Niger had already suffered the scourge of terrorism, but never attacks like the two that have now cost the lives of 23 people, mostly young military Niger Agadez a barracks and an employee of Areva in Arlit, where the French multinational exploits Somair mine, who was paralyzed. "It is badly damaged," said Marou Amadou, Niger's government spokesman to the station France-Inter. There were also more than 60 wounded.
The double explosion of two car bombs in Agadez and Arlit, which was followed by a shooting that killed three assailants, was claimed by the Movement for the Unity of Jihad in West Africa (Muyao), a terrorist group that is released in October 2011, when kidnapping in Tindouf (southwestern Algeria) to two Spanish aid workers and an Italian, and released.
The attack was directed "against the enemies of Islam in Niger," said Walid Abu Sahraoui, spokesman Muyao to what French President François Hollande, responded by promising to protect the interests of their country and cooperate with the President of Niger, Mahamadou Issoufou, to "fight against terrorism".
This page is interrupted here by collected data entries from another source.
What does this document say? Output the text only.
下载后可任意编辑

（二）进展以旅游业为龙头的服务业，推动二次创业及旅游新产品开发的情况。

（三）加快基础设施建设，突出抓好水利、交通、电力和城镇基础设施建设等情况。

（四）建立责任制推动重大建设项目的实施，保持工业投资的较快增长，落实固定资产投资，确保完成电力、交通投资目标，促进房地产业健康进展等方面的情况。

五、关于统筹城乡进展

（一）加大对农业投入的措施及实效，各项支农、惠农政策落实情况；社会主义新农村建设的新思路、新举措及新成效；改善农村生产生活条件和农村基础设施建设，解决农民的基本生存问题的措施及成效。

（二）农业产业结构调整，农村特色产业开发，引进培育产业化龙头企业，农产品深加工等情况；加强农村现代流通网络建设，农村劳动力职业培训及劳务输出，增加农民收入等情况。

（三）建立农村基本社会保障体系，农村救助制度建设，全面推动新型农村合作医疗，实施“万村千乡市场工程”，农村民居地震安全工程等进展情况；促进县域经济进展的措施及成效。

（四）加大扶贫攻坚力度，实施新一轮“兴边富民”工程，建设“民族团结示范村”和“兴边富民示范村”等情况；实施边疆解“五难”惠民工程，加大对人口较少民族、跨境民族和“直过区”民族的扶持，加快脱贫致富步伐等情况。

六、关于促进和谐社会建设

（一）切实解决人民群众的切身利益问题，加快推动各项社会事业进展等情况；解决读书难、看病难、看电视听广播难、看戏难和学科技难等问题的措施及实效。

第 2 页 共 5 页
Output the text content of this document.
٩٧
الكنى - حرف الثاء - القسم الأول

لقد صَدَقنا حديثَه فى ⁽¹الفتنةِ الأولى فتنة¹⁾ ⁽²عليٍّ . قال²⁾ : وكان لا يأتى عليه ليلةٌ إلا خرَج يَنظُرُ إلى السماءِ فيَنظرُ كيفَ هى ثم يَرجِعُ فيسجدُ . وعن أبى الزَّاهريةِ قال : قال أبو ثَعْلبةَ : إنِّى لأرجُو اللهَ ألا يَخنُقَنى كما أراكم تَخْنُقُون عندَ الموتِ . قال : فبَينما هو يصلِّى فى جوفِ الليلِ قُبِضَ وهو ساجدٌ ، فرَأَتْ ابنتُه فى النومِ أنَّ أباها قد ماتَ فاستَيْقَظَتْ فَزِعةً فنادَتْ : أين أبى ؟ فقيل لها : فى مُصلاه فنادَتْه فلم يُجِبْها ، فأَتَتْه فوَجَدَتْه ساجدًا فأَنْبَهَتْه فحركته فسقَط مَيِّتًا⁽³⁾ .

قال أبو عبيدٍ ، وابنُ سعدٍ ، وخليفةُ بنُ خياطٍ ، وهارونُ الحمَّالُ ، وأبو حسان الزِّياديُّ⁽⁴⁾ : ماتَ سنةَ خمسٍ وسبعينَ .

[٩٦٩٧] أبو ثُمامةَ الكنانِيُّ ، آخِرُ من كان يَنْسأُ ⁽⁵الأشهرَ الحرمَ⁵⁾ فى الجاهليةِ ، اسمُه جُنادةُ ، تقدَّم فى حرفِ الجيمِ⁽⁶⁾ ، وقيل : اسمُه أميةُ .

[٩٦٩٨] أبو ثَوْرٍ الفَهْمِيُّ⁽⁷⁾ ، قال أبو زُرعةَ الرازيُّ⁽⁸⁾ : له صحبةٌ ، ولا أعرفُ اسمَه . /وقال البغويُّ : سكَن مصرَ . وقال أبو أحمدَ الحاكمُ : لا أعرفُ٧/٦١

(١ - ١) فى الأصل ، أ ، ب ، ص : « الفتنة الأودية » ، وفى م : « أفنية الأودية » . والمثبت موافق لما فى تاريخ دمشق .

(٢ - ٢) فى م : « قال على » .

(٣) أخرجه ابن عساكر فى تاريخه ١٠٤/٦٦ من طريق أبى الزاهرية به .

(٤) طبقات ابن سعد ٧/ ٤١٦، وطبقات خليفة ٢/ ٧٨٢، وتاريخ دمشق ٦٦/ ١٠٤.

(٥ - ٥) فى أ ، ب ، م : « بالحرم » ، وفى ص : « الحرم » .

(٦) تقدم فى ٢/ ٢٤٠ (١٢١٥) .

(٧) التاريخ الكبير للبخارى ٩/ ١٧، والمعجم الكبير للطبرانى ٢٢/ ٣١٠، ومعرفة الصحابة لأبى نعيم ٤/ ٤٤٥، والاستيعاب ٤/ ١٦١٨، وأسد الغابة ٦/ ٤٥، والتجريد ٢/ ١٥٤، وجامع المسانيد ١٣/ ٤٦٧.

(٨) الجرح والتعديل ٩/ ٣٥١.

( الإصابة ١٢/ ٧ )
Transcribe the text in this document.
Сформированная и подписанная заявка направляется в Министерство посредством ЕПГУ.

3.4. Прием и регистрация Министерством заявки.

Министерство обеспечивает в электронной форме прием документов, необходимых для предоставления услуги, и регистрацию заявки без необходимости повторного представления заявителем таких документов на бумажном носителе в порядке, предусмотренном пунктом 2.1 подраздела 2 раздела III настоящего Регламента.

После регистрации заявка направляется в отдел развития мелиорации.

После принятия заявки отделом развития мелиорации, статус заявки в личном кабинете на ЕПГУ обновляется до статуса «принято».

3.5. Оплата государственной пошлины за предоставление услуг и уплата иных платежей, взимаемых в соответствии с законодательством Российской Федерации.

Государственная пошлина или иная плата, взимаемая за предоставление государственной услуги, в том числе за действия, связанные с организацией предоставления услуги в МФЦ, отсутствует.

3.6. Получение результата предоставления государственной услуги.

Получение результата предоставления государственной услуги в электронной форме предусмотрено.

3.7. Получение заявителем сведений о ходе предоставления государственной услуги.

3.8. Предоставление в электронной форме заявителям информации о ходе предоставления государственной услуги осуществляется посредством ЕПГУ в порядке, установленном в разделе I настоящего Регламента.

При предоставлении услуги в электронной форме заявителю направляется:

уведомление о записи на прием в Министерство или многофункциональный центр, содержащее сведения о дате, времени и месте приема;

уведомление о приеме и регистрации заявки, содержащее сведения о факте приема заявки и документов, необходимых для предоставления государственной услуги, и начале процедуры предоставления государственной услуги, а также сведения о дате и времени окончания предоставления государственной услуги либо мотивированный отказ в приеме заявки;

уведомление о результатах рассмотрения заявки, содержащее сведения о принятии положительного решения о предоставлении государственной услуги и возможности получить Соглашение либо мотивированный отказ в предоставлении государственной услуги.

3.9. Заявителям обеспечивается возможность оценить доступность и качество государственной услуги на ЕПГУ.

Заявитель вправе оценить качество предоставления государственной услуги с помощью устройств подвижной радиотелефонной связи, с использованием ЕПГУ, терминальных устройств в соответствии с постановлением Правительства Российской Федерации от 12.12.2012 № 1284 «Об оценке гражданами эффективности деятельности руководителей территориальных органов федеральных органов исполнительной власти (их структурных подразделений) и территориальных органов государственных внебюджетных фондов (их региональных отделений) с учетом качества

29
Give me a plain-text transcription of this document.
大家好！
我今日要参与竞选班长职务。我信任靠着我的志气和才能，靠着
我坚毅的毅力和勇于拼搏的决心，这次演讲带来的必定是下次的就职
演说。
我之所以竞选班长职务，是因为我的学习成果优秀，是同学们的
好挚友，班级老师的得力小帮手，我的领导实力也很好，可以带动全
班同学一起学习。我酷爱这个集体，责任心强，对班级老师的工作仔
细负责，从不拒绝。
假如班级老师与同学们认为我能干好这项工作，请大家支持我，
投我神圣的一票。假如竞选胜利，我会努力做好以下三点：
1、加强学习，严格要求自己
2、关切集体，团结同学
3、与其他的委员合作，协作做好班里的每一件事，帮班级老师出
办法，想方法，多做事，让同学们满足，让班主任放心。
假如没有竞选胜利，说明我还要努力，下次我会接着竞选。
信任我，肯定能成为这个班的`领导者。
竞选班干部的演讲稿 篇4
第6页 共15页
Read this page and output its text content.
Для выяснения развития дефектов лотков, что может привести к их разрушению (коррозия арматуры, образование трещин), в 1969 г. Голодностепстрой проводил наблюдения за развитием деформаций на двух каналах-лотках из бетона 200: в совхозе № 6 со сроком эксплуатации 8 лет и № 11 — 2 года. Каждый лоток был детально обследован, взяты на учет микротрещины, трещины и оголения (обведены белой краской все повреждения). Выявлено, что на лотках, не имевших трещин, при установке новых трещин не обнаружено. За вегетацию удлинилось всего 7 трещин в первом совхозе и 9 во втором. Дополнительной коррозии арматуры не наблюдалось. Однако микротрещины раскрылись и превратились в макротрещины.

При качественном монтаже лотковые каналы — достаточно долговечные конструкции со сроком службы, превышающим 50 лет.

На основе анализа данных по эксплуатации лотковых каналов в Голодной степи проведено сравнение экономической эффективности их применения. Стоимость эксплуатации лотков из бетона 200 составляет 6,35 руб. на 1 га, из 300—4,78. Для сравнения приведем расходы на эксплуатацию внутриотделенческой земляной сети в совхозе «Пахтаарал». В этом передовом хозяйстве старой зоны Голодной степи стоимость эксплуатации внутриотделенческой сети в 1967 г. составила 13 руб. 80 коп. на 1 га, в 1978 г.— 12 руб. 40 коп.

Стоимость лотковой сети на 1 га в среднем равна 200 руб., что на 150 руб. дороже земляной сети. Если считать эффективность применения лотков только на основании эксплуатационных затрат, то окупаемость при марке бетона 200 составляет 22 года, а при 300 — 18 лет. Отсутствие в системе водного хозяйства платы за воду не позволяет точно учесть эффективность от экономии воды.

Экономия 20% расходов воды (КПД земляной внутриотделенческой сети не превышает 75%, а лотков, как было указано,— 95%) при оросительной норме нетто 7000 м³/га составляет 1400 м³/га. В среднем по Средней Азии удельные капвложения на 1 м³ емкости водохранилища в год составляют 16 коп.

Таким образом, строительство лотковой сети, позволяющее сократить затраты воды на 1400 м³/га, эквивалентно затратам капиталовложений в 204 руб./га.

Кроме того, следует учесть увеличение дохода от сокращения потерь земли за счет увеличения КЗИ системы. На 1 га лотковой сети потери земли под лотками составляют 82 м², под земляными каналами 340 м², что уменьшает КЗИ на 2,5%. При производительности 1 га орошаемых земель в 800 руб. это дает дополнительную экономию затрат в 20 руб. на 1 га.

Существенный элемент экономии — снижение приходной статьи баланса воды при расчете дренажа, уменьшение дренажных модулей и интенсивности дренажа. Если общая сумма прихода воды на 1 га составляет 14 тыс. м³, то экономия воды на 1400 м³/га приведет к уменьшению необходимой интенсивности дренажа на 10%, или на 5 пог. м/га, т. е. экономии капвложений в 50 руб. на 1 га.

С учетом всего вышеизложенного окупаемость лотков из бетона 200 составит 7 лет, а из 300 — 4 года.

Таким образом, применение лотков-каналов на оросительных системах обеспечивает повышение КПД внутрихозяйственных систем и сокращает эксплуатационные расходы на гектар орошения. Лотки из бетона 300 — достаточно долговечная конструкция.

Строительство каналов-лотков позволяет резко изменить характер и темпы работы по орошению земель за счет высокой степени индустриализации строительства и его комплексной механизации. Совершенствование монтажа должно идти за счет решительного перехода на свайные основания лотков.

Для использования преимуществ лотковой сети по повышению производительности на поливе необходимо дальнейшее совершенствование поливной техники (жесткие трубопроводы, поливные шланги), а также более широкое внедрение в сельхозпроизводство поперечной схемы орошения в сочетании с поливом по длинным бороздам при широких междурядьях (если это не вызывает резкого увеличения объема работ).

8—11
Paris just has economic interests in Mali, which intervened militarily, but possesses in Niger. Through Areva, in which the French state owns 80%, France operates two major uranium mines in Niger, the Arlit, in which it owns 63%, and that of Akokan, with 34%. In of Inmouraren, where production has not yet started, holds 56%.
Nigerien mines today is removed 8% of global uranium production, but when the full performances Imouraren Niger in second place among the world's producers of that mineral. France, the world's nuclear-armed country, "imports all the uranium consumed and more than 30%, some years was nearly 40%, comes from Niger," said Jesus Garcia-Luengos, researcher in the area of Natural Resources of the University Autónoma de Madrid.
Areva reinforced its security in Niger in September 2010 after the kidnapping by Al Qaeda in Arlit, seven employees of the multinational and one of its subsidiaries, five of them French. Four months later, two French terrorists arrested by Niamey were shot when French elite forces tried to rescue them.
When, four months ago, Paris Serval operation triggers ejection of terrorists in northern Mali also sent a handful of special forces soldiers to protect the uranium in Niger. Despite these precautions the terrorists were able to strike a blow in Arlit although almost all the dead are Nigerians. Early indications suggest that the jihadists entered Niger from Mali.
"When cleaning northern Mali, we have reinforced those same Islamists in southern Libya and even in Tunisia, Mauritania, Niger and this poses a risk even to Morocco," he said last week at the launch of his book Sahelistan, the Samuel French perodista Laurent. Libya is the new terrorist stronghold and from there came to seize, in January, of Algerian gas plant and now Amenas to hit Artlit.